Monday, November 10, 2014, 2:40 pm, Room 309

Methanol oxidation has been investigated on Pt-Re bimetallic surfaces in order to understand how the addition of Re promotes activity on Pt in alcohol reforming and other oxidation reactions. Pt-Re alloy surfaces were prepared by depositing Re on Pt(111) or polycrystalline Pt foils and annealing to 1000 K. Scanning tunneling microscopy studies demonstrate that the deposited Re islands diffuse into the Pt(111) surface upon annealing, and low energy ion scattering studies indicate that the top monolayer consists mainly of Pt. XPS investigations were carried out at the X1A1 beamline at the National Synchrotron Light Source under methanol oxidation conditions of 200 mtorr O₂/100 mtorr methanol between 300 and 550 K, and gaseous products were monitored using a mass spectrometer.
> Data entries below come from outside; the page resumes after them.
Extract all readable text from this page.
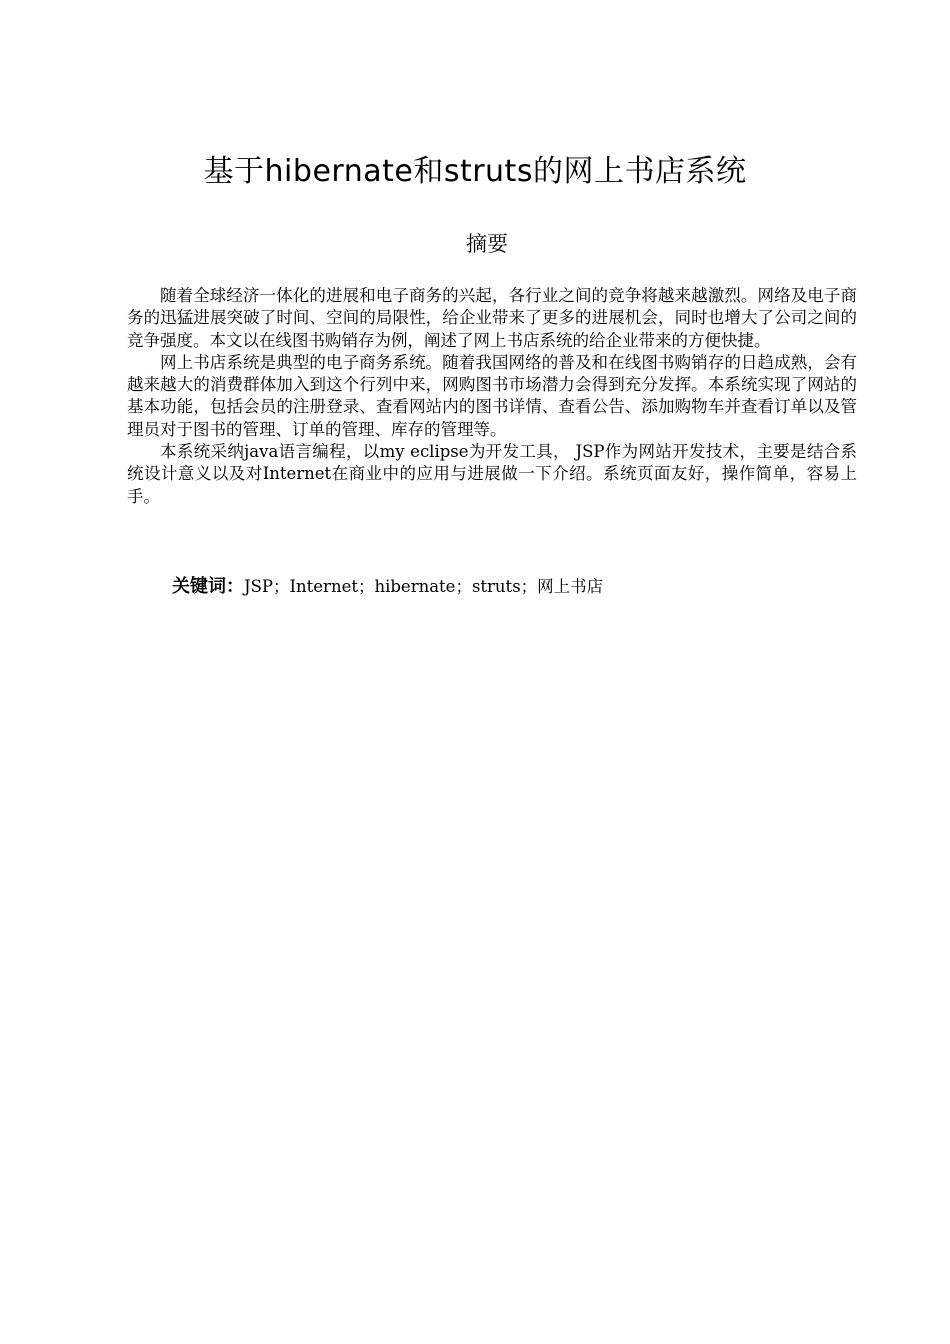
基于hibernate和struts的网上书店系统
摘要

随着全球经济一体化的进展和电子商务的兴起，各行业之间的竞争将越来越激烈。网络及电子商务的迅猛进展突破了时间、空间的局限性，给企业带来了更多的进展机会，同时也增大了公司之间的竞争强度。本文以在线图书购销存为例，阐述了网上书店系统的给企业带来的方便快捷。

网上书店系统是典型的电子商务系统。随着我国网络的普及和在线图书购销存的日趋成熟，会有越来越大的消费群体加入到这个行列中来，网购图书市场潜力会得到充分发挥。本系统实现了网站的基本功能，包括会员的注册登录、查看网站内的图书详情、查看公告、添加购物车并查看订单以及管理员对于图书的管理、订单的管理、库存的管理等。

本系统采纳java语言编程，以my eclipse为开发工具， JSP作为网站开发技术，主要是结合系统设计意义以及对Internet在商业中的应用与进展做一下介绍。系统页面友好，操作简单，容易上手。

关键词：JSP；Internet；hibernate；struts；网上书店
Methanol oxidation was studied on clean Pt(111), the Pt-Re alloy and Re films grown on Pt before and after surface oxidation at 450 K. The main products on all surfaces were CO₂ and H₂O with formaldehyde, CO and H₂ as minor products. On the unoxidized surfaces, the selectivity toward H₂ and CO production increased above 500 K. Deposition of atomic carbon during reaction was suppressed on the Pt-Re alloy surfaces as compared to pure Pt, and the oxidized Pt-Re alloy was found to reach maximum activity at the lowest temperatures. The Re films were unstable under methanol oxidation conditions at temperatures above 450 K due to the sublimation of Re oxides, but the Re in the Pt-Re alloy remained on the surface under the same conditions. Activity studies in a flow reactor coupled to the ultrahigh vacuum chamber showed that methanol oxidation activity increases with surface oxidation; unoxidized Pt and Pt-Re surfaces initially exhibit minimal activity until the surface becomes oxidized under reaction conditions.